Computer Security
The, A, B, C's

COPYRIGHT 1999

by Mad Hacker Snyder

As the head of Sun recently remarked, privacy is something of an archaic concept. KEEP THAT IN MIND CONCERNING YOUR "PRIVATE" NETWORK DRIVE!!!! Peace of mind will be best preserved if you consider it as a paper interoffice envelope that's held shut with just a string -- NOT A VAULT!!!!

On many networks, users are set up with their first names as the network login and their last names as the password. This obviously means that ANYBODY with access to a system could login as ANY USER IN THE SYSTEM. Once in, the adversary could read files, copy files, change files, destroy files, read e-mail, send "cuckoo" e-mail, erase e-mail, and probably a lot of other things that my limited imagination is unable to concoct.

If this is not an inviting prospect, contact a network technician to CHANGE YOUR PASSWORD. It's very easy to change a password to something that only you know.

For a higher level of security two options exist:

  1. Keep all files on some sort of removable media:
    • CD-R
    • floppy disk
    • Zip disk
    • Jazz disk
    • Removable hard drive

    When not in use, the disk would be stored in a secure, locked enclosure. The user would be responsible for backups. This practice is good in terms of redundancy. The more copies, the less likely it is for downtime from data loss. Data can be destroyed by theft, flood, fire, electrical malfunction, equipment failure, virus, or terrorism.

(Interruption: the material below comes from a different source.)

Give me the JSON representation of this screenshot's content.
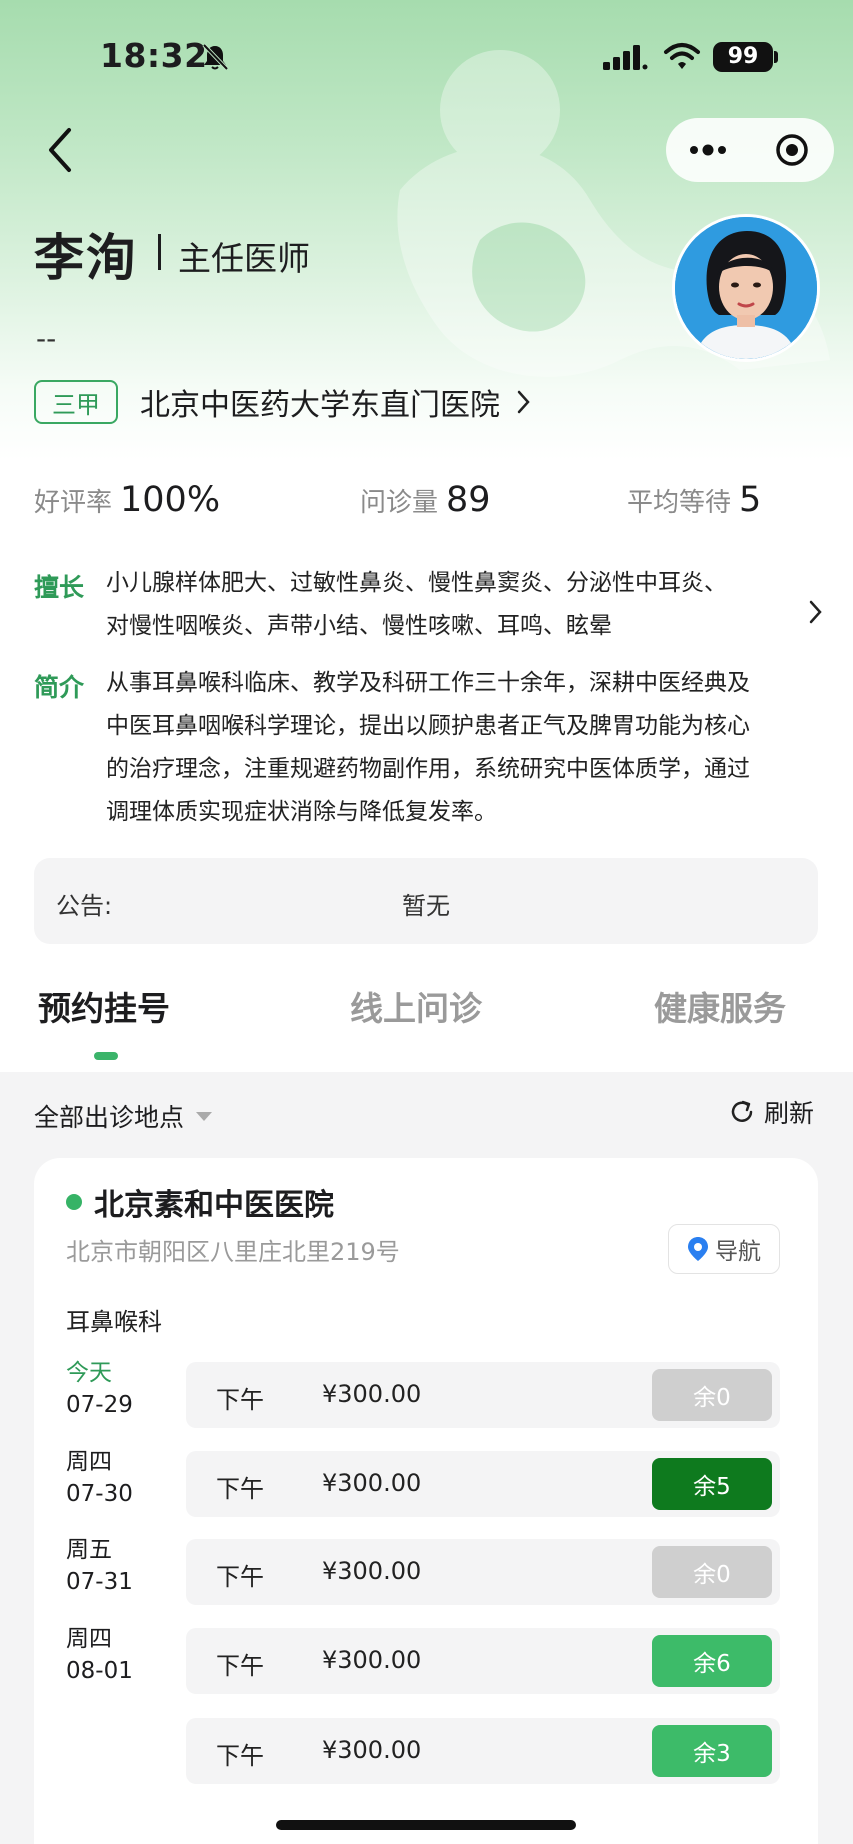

  2. Use an encryption program like PGP

A combination of the two methods is perfectly feasible.

Social Engineering

Remember that most hackers accomplish a cyber B&E, not through advanced programming techniques, but through social engineering. This is the process of getting passwords and user names through conventional means and trickery.

The most basic technique is simply going through the trash bins outside of a building. SHRED any and every piece of paper that you don't want somebody else to read!

If an adversary can gain entry to an office, which is very easy if they are employed at an establishment, he/she can peruse for blotters, notepads, post-its, etc., close to the computer with the USER NAME and/or PASSWORD for all the world to see! If your memory is not reliable, write this information on a card and put it in your wallet.

Most people pick their home phone number, birthday, nick-name, or the name of a significant other for a password. DON'T FOLLOW THIS BAD EXAMPLE! Of course these will be the first things that will be tried.

The ratchet up is for the adversary, posing as a network administrator, to phone a user to request, upon some pretext, the user name and password. DO NOT GIVE THIS INFORMATION OVER THE PHONE! It's very unlikely that anybody running a network would ever make this sort of request. The mirror image of this tactic is, possibly after getting a list of names of new employees and tech support numbers from the garbage, for the hacker to call and either request a user ID and password or to claim that they've forgotten one that was issued.